Quickstart¶

You should already have installed the package and downloaded at least one checkpoint.

Single-image segmentation¶

from strands_sapiens import sapiens_seg

result = sapiens_seg(
    input_path="/path/to/person.jpg",
    output_dir="./out",
    model_size="0.4b",
    save_pred=True,
)
print(result["status"])  # "success"

You'll get, per image:

./out/person.jpg — side-by-side input + segmentation viz
./out/person_seg.npy — raw H×W class-index map (29 classes)

Segmentation example output — Real output: input (left) vs. segmentation visualization (right) — 0.4b model

Batch over a folder¶

sapiens_seg(input_path="./photos", output_dir="./out")

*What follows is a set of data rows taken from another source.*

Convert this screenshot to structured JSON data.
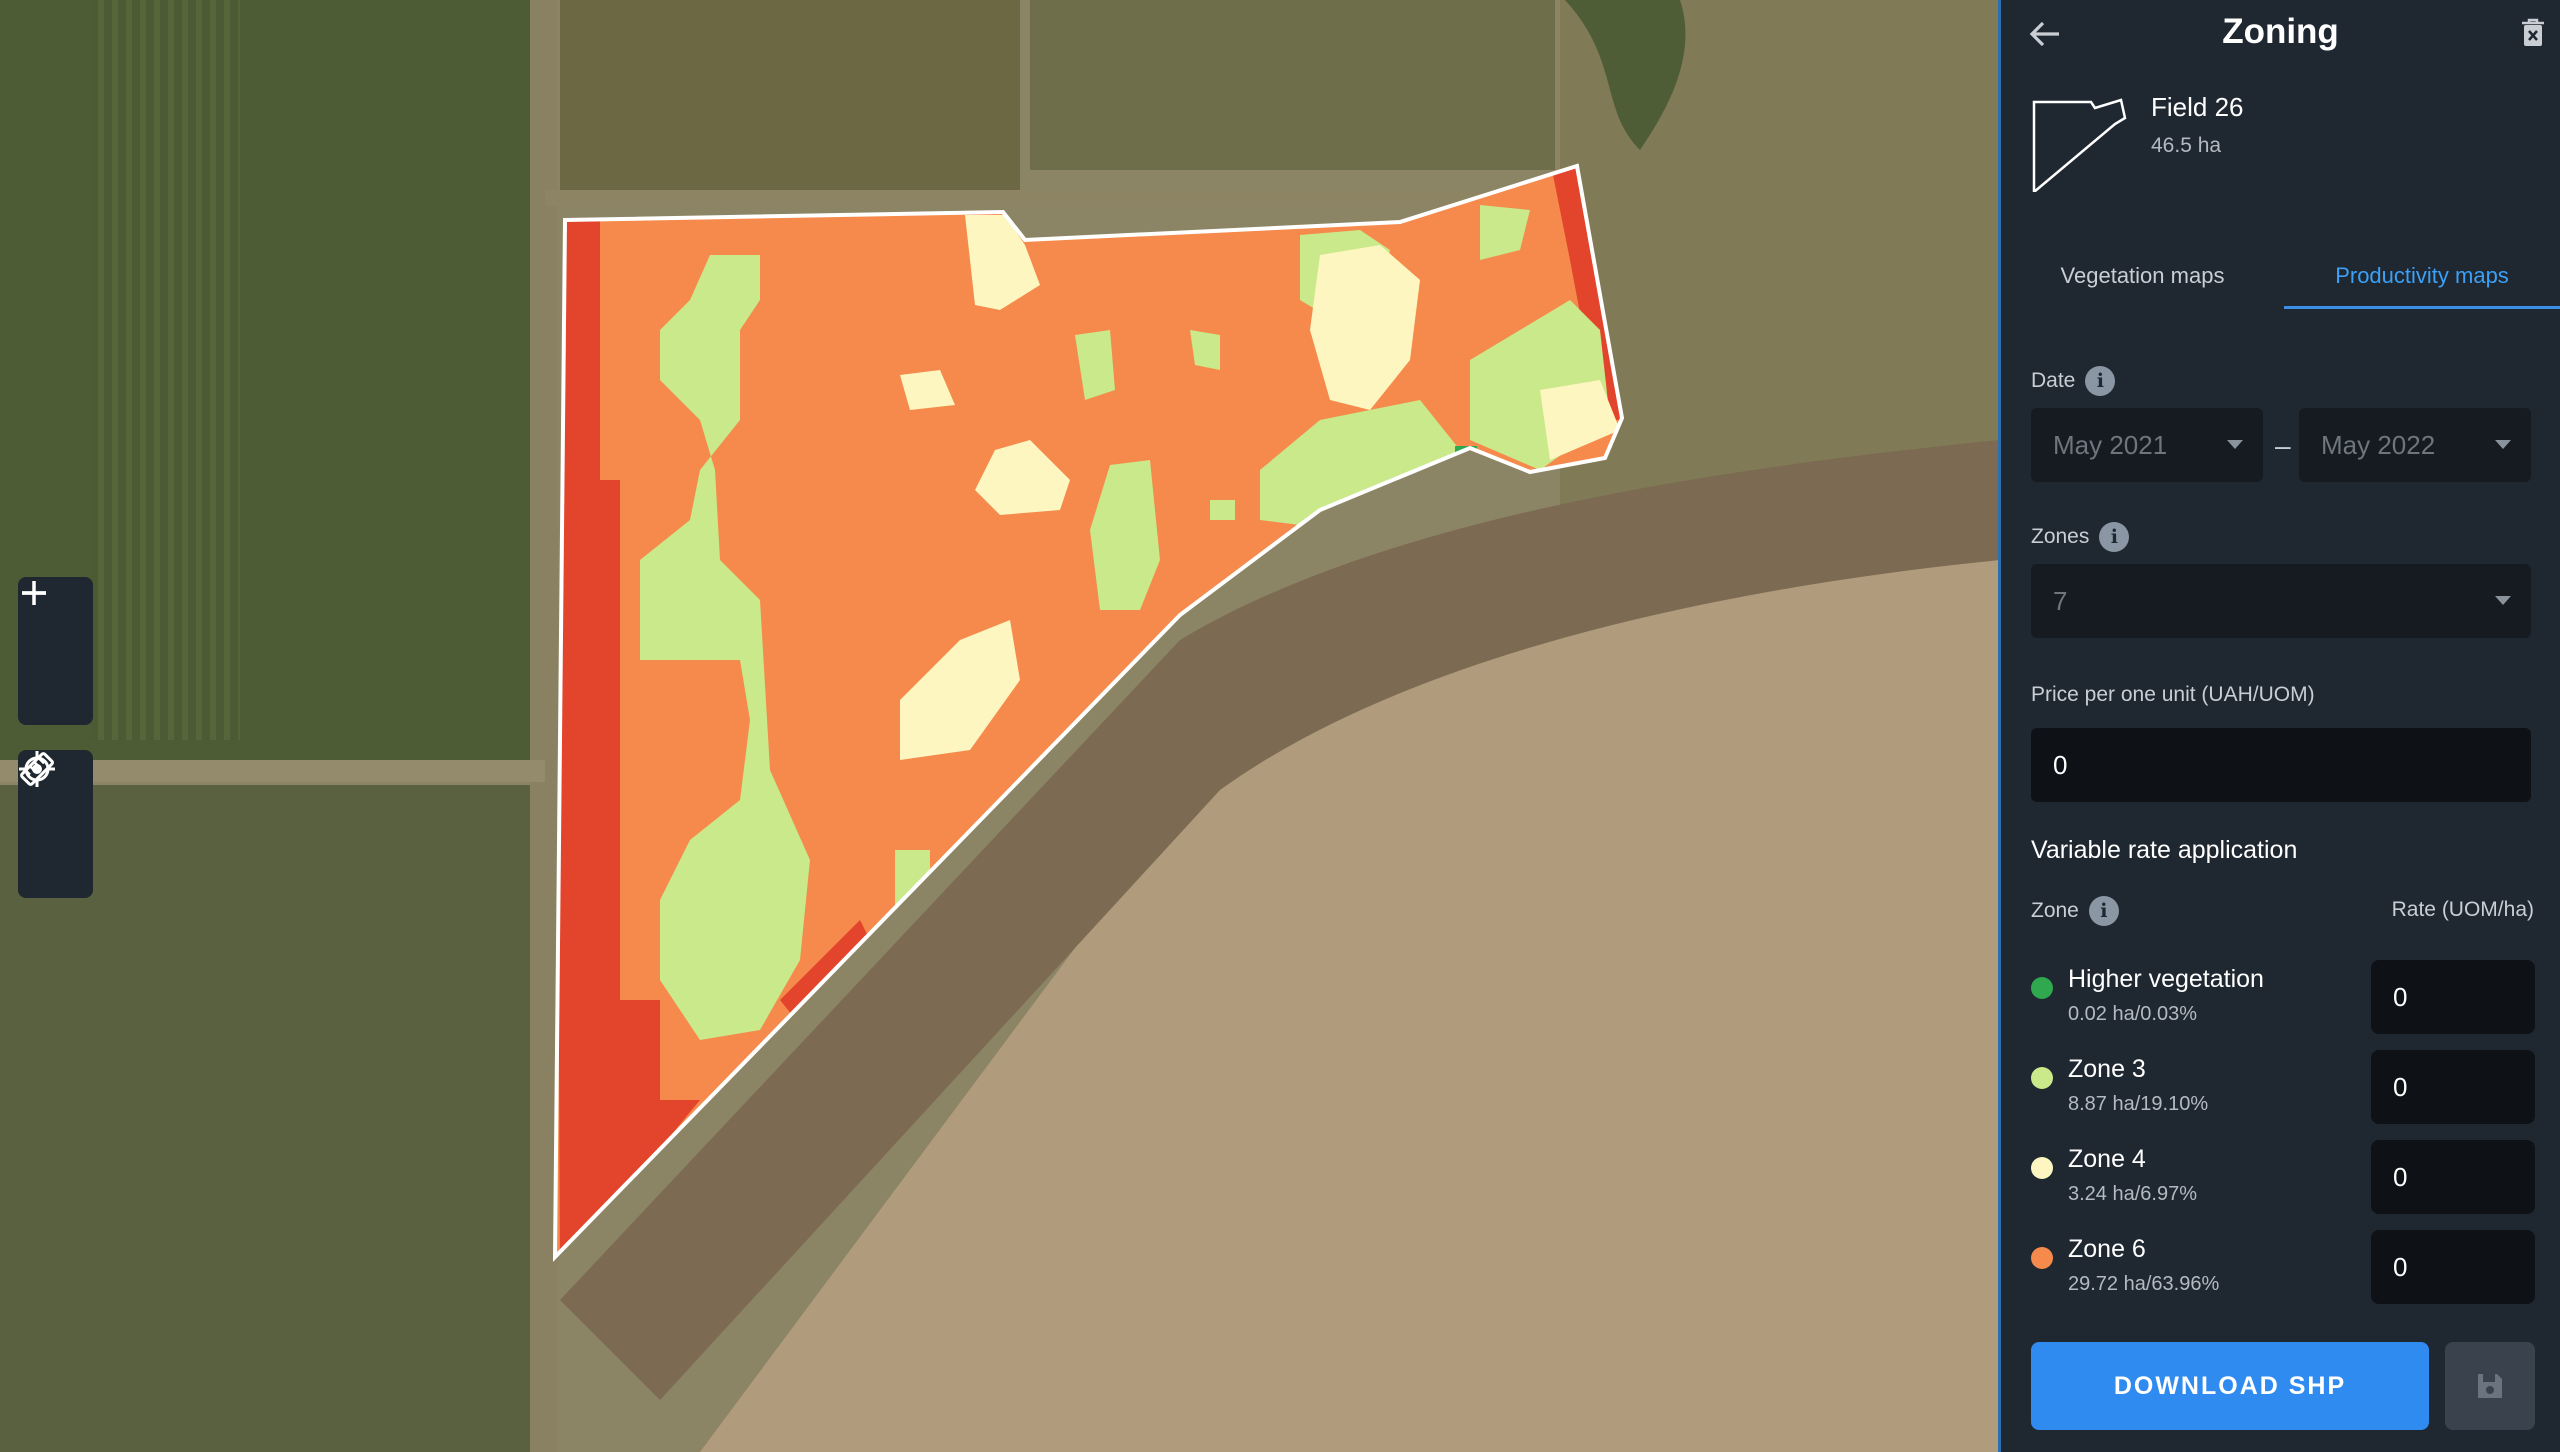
{
  "panel": {
    "title": "Zoning",
    "field_name": "Field 26",
    "field_area": "46.5 ha",
    "tabs": [
      {
        "label": "Vegetation maps",
        "active": false
      },
      {
        "label": "Productivity maps",
        "active": true
      }
    ],
    "date_label": "Date",
    "date_from": "May 2021",
    "date_to": "May 2022",
    "date_separator": "–",
    "zones_label": "Zones",
    "zones_value": "7",
    "price_label": "Price per one unit (UAH/UOM)",
    "price_value": "0",
    "var_rate_title": "Variable rate application",
    "zone_col_label": "Zone",
    "rate_col_label": "Rate (UOM/ha)",
    "zones": [
      {
        "name": "Higher vegetation",
        "area": "0.02 ha/0.03%",
        "rate": "0",
        "color": "#2fa84f"
      },
      {
        "name": "Zone 3",
        "area": "8.87 ha/19.10%",
        "rate": "0",
        "color": "#c9e98a"
      },
      {
        "name": "Zone 4",
        "area": "3.24 ha/6.97%",
        "rate": "0",
        "color": "#fdf6c0"
      },
      {
        "name": "Zone 6",
        "area": "29.72 ha/63.96%",
        "rate": "0",
        "color": "#f58a4c"
      }
    ],
    "download_label": "DOWNLOAD SHP"
  },
  "colors": {
    "accent": "#2f8bf0",
    "panel_bg": "#1f2730",
    "zone_red": "#e2452b",
    "zone_orange": "#f58a4c",
    "zone_green": "#c9e98a",
    "zone_cream": "#fdf6c0"
  },
  "icons": {
    "back": "arrow-left-icon",
    "delete": "trash-icon",
    "zoom_in": "plus-icon",
    "zoom_out": "minus-icon",
    "ruler": "ruler-icon",
    "locate": "crosshair-icon",
    "save": "floppy-disk-icon"
  }
}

Picks up .jpg/.jpeg/.png/.webp/.bmp/.tif/.tiff from the folder.

Use from a Strands agent¶

from strands import Agent
from strands_sapiens import TOOLS

agent = Agent(tools=TOOLS)
agent("Segment every person in ./photos and save to ./out")

The agent will:

Call sapiens_info to see what's available.
Pick the best size it has a checkpoint for.
Call sapiens_seg with the right paths.
Return a summary of the output files.

Chain multiple heads¶

from strands_sapiens import sapiens_seg, sapiens_normal, sapiens_pose

for tool in (sapiens_seg, sapiens_normal, sapiens_pose):
    tool(input_path="person.jpg", output_dir=f"out/{tool.__name__}")

Structured response¶

Every tool returns the standard Strands ToolResult format:

{
    "status": "success",          # or "error"
    "content": [
        {"text": "seg complete on 1 image(s)"},          # summary
        {"image": {"format": "jpeg", "source": {"bytes": b"..."}}},  # inline vis
        {"json": {                                        # structured data
            "task": "seg",
            "model_size": "0.4b",
            "checkpoint": "/.../sapiens2_0.4b_seg.safetensors",
            "output_dir": "./out",
            "outputs": [
                {"input": "person.jpg", "vis": "./out/person.jpg", "pred": "./out/person_seg.npy"}
            ]
        }}
    ]
}

The agent can read the text summary, see inline visualizations, and parse structured JSON for downstream chaining.

On error, content contains a text message and optionally a json block with traceback.